A taxa de inflação anual da categoria subiu para 4,5%, ante 4,2% no mês anterior.

Grant Fitzner, economista-chefe do ONS, disse: “A inflação aumentou ligeiramente em dezembro, após o recentemente introduzido aumento dos impostos especiais de consumo, em parte devido ao aumento dos preços do tabaco.

“As tarifas aéreas também contribuíram para o aumento, com os preços a subir há mais de um ano, possivelmente devido ao calendário dos voos de regresso durante o período de Natal e Ano Novo.

“O aumento dos custos dos alimentos, especialmente do pão e dos cereais, também foi um factor de subida.

“Isso foi parcialmente compensado pela inflação dos aluguéis e pelos preços mais baixos para compras recreativas e culturais.”

o chanceler Raquel Reeves prometeu que 2026 será “o ano em que a Grã-Bretanha vira uma esquina” após a última revelação dos dados.

“Meu foco número um é reduzir o custo de vida”, disse ele.

“No Orçamento anunciei um desconto de £ 150 nas contas de energia, um congelamento das tarifas ferroviárias pela primeira vez em 30 anos, um congelamento de taxas prescritivas pelo segundo ano e aumentos do mínimo nacional e do salário digno.

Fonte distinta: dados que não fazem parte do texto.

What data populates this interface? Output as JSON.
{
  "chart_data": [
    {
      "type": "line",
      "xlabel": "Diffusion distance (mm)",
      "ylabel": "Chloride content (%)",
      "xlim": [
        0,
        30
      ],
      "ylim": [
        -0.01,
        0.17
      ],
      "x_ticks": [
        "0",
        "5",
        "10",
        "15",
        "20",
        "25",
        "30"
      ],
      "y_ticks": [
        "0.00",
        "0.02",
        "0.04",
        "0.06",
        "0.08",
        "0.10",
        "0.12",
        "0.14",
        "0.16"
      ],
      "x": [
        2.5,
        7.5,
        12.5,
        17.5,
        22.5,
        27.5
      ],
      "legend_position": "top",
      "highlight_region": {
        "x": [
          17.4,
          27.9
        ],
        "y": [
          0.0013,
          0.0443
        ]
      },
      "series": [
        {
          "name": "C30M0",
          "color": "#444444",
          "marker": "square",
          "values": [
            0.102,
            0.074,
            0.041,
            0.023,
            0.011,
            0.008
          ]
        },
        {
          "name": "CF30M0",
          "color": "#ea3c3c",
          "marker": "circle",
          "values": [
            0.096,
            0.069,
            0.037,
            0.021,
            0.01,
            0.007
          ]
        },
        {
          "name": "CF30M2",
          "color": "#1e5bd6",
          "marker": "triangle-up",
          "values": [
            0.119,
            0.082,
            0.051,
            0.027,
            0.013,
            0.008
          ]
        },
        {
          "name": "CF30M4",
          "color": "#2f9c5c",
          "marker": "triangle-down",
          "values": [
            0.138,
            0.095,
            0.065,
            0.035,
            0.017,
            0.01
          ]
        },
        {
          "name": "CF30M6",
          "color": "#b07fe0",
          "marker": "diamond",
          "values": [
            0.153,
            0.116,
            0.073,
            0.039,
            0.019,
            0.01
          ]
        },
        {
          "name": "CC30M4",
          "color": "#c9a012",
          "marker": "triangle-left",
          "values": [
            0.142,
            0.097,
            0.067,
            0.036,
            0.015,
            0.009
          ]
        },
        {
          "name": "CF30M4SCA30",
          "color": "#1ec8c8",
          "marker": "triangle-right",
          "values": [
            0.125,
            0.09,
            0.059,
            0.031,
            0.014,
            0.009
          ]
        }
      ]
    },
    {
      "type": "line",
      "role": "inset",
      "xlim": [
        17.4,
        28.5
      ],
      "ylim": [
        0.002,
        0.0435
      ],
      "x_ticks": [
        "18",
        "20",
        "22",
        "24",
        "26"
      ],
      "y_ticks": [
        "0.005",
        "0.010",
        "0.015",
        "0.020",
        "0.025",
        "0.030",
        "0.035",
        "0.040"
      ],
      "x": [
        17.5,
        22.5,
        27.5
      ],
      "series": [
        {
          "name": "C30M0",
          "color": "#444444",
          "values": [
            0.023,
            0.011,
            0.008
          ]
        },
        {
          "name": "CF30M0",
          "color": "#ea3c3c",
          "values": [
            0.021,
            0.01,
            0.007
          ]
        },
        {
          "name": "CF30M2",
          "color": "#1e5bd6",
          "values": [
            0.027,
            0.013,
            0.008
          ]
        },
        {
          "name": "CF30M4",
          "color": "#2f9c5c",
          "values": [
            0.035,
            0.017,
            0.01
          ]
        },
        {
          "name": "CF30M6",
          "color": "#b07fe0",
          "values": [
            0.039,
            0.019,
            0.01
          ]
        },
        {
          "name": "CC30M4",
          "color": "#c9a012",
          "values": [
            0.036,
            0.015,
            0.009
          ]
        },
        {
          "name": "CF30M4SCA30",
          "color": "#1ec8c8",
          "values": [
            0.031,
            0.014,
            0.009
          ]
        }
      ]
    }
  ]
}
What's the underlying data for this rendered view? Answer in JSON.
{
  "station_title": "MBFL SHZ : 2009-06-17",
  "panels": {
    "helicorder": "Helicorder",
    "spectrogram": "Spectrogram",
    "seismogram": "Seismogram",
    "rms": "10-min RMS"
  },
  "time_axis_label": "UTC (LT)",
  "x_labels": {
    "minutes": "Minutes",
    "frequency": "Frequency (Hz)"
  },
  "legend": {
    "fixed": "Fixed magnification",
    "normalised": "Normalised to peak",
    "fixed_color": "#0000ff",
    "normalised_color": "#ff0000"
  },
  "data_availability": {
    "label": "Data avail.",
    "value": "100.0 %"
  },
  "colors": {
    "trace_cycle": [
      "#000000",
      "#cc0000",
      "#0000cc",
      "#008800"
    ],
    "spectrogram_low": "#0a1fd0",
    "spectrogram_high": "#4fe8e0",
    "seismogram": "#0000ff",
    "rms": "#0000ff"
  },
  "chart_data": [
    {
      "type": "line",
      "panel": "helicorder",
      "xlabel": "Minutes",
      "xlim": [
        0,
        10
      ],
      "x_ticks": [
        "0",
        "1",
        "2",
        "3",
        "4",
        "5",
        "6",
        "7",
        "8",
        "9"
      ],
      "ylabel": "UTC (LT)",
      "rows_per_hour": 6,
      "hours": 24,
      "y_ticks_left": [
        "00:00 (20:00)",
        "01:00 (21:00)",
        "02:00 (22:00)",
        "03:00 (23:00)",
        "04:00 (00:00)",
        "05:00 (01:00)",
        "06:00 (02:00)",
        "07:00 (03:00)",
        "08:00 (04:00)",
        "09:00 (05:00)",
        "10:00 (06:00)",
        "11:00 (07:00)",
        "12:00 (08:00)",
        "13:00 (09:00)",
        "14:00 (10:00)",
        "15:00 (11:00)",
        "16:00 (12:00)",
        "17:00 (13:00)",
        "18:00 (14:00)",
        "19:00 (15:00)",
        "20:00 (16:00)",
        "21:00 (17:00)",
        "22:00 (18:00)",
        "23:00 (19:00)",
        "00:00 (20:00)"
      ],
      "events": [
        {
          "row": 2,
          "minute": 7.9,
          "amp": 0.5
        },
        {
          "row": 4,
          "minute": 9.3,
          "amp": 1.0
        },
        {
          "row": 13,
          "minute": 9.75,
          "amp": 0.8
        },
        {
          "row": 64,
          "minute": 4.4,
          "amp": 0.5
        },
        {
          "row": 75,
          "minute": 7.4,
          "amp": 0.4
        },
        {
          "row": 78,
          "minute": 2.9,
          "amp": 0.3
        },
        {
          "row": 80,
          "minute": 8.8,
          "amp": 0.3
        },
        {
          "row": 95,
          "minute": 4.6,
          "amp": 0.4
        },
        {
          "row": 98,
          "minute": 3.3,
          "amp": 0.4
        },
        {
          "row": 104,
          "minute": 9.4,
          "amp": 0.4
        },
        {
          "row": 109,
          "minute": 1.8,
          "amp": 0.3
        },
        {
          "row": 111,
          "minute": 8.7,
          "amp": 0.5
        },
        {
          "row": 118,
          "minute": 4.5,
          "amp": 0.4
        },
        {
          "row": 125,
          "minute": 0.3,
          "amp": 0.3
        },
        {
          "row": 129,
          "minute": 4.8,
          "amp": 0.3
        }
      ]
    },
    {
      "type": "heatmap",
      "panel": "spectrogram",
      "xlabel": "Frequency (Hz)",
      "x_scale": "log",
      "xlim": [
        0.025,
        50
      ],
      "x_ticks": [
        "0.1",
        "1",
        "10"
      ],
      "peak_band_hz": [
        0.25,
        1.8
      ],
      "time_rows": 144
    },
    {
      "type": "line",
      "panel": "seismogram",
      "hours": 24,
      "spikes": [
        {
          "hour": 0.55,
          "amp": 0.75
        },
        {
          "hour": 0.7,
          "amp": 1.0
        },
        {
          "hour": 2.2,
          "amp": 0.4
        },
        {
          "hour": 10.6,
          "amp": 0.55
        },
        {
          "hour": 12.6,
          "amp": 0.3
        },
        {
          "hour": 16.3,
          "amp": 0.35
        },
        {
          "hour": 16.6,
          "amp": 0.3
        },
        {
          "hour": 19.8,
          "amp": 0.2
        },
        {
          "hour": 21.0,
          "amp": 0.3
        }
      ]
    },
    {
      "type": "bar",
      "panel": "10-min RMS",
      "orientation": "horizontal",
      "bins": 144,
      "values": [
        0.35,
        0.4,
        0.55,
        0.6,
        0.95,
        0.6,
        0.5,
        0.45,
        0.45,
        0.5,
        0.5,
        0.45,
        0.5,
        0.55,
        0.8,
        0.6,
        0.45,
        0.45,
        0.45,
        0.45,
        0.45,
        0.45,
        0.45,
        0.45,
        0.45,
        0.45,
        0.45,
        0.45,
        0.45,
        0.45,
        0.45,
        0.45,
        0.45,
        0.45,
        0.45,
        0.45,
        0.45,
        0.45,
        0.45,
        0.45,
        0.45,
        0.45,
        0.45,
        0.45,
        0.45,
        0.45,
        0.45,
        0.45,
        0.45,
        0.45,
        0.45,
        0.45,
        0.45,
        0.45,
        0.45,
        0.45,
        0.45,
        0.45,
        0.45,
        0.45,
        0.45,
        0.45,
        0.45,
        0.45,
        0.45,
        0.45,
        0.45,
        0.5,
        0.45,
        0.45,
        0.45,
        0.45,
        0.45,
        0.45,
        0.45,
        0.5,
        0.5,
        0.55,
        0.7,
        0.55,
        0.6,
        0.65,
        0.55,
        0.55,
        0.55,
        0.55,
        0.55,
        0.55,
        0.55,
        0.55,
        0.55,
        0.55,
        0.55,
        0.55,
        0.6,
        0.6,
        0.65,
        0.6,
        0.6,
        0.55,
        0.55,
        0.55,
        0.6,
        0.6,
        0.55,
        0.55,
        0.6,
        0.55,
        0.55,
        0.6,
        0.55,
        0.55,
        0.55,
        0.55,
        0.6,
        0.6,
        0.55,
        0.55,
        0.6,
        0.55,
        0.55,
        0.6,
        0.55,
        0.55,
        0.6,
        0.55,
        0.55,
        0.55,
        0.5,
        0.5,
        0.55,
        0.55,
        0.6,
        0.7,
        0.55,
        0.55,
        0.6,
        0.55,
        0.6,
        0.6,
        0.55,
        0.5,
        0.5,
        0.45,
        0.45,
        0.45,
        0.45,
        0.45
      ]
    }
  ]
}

“A minha preferência é parar as contas e colocar dinheiro nos bolsos dos trabalhadores. Há mais a fazer, mas este ano a Grã-Bretanha virou uma página.”

Senhor Chanceler das Sombras Passo de correio disse que a inflação aumentou “devido à má gestão económica do trabalho – aumentando o custo de vida e punindo os mais vulneráveis”.

“Uma carga fiscal recorde e uma dívida irresponsável estão a sufocar o crescimento e a alimentar a inflação – piorando a situação dos trabalhadores”, disse ele.

especialistas A alta de dezembro pode ser um “ponto temporário” após meses de inflação moderada.

Charlotte Kennedy, planejadora financeira credenciada em Rathbones, disse que a inflação estava em uma “trajetória amplamente descendente, mas acidentada”, acrescentando: “O aumento recente provavelmente será um pico temporário após meses de redução da inflação desde setembro”.

Thomas Pugh, economista-chefe da RSM UK, disse esperar que “a inflação diminua um passo para 3% em janeiro, antes de cair para cerca de 2% no segundo trimestre de 2026” “à medida que as medidas anunciadas no último orçamento para reduzir os preços da energia entrarem em vigor”.

Mas ele disse que o Banco da Inglaterra pode estar receoso em relação ao corte das taxas de juros, com um possível corte em abril que “poderia terminar este ano”.

A maioria dos economistas considera que os dados mais recentes sobre a inflação consolidaram as expectativas de que o Banco optará por manter as taxas de juro inalteradas no próximo mês.

Entretanto, a medida de inflação preferida do ONS, o Índice de Preços ao Consumidor incluindo Habitação dos Ocupantes (CPIH), subiu para 3,6% em Dezembro, face a 3,5% em Novembro.

A taxa de inflação do índice de preços de varejo (RPI) subiu para 4,2%, de 3,8% em novembro.